Strona główna » Zygmunt Jan Rumel

Zygmunt Jan Rumel

by Dignity News

Today is the 109th anniversary of the birth of Zygmunt Jan Rumel, poet and soldier in the Peasant Battalions, who was brutally murdered by Ukrainian nationalists in Volhynia.

Zygmunt Rumel was born on 22 February 1915 in Petrograd, into the family of Janina and Władysław, an officer in the Polish Army and a participant in the Polish-Bolshevik War. He grew up in Volhynia. After graduating from the Krzemieniec Lyceum, he began studying Polish philology at Warsaw University. At the same time, he was active in the scouting movement, the Volhynian Union of Rural Youth, and the Folk University in Różyno. He published articles in the monthly magazine Path of Labour, where he addressed historical and social issues and condemned anti-Semitism, advocating the concept of Poland as a multinational state.

In 1938, he began his military training at the Volhynian Artillery Reserve Cadet School in Włodzimierz Wołyński. In July 1939, he served his training in the 23rd Light Artillery Regiment in Będzin, with which he defended his homeland during the September campaign.
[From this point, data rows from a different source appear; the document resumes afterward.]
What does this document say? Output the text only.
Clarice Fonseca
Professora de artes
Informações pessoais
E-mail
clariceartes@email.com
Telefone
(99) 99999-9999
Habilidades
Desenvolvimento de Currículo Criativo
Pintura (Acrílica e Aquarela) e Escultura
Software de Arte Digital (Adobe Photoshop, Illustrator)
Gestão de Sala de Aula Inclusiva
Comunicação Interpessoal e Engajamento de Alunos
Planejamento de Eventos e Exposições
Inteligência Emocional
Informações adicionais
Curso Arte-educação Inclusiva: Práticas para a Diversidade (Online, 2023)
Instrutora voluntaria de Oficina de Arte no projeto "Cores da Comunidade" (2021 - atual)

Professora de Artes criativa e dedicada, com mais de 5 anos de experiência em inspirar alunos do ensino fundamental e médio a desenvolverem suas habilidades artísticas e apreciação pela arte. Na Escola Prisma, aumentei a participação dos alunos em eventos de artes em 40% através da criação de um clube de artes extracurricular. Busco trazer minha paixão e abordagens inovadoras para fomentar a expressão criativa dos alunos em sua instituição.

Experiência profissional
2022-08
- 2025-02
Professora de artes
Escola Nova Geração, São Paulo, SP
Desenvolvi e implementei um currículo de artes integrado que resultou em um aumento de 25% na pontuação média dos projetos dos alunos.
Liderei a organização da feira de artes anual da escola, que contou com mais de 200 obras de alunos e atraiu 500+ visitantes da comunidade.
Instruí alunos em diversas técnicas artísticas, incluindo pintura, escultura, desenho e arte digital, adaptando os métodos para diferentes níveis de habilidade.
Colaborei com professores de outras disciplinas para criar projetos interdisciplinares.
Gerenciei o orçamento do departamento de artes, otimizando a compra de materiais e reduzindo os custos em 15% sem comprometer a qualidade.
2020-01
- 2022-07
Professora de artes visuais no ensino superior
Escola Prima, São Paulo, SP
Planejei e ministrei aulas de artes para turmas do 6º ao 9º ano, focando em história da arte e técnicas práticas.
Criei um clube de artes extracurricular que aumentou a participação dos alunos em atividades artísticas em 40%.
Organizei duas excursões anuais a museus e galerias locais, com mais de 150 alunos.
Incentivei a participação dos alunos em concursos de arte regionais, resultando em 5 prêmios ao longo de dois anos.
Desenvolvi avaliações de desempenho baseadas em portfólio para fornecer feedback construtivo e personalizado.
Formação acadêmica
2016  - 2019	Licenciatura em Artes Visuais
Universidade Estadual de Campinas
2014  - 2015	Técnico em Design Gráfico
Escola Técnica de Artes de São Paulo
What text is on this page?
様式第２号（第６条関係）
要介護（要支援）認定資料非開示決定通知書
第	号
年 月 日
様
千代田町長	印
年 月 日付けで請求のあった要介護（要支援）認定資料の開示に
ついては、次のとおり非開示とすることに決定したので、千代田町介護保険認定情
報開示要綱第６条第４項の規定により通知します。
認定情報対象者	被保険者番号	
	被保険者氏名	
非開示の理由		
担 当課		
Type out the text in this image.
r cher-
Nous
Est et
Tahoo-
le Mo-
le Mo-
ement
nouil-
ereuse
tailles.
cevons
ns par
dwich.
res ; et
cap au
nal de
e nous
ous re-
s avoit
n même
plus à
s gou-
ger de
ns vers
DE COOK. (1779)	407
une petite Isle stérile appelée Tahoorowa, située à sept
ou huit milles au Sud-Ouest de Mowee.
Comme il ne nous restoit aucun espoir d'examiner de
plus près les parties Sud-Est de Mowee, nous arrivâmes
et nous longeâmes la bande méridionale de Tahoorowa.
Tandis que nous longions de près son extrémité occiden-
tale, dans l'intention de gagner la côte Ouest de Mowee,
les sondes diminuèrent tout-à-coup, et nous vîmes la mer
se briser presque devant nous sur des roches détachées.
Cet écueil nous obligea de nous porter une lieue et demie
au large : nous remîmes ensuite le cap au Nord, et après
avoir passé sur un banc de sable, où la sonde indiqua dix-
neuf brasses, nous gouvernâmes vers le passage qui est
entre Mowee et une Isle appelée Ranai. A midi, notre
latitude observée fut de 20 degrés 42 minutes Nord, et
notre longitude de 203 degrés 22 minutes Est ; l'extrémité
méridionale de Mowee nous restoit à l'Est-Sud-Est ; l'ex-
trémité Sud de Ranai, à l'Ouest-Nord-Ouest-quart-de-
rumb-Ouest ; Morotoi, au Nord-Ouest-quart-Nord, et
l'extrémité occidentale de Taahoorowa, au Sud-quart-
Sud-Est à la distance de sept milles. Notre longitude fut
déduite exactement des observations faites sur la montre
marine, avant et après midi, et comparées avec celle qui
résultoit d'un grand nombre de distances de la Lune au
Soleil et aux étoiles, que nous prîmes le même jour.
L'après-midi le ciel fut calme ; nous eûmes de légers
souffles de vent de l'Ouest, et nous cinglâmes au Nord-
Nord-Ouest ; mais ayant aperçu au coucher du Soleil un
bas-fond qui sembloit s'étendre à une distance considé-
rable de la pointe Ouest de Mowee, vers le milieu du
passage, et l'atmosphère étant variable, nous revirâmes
During the occupation, he took part in the conspiracy, first as a ZWZ courier between Volhynia and Warsaw, working in the underground printing press of the Peasant Battalions Headquarters, and then as commander of the 8th PB District in Volhynia.

In the summer of 1943, he was ordered to establish contacts with the command of the Ukrainian Insurgent Army, whose aim was to stop attacks on Poles. On 10 July 1943, together with Krzysztof Markiewicz a.k.a. “Czort” – a representative of the Volhynian District of the AK and coachman Witold Dobrowolski, he met with the local command of the Security Service of the Organisation of Ukrainian Nationalists. Unfortunately, the Ukrainians murdered the Polish emissaries in a bestial manner, and Rumel himself was to be torn apart by horses. A day later, the Ukrainian Insurgent Army launched the so-called Bloody Sunday, during which Ukrainians guided by the slogan “Death to the Lachs” attacked 99 Polish villages, mainly in the Wlodzimierz and Horochów districts.

Privately, Zygmunt Rumel was a poet, author of a poem referring to the January Uprising, “The Year 1863”, and the poem “Two Mothers”, in which he referred with respect to both Poland and Ukraine. His wife Anna, under the pseudonym “Teresa”, fought in the Warsaw Uprising as a liaison officer in the Peasant Battalions.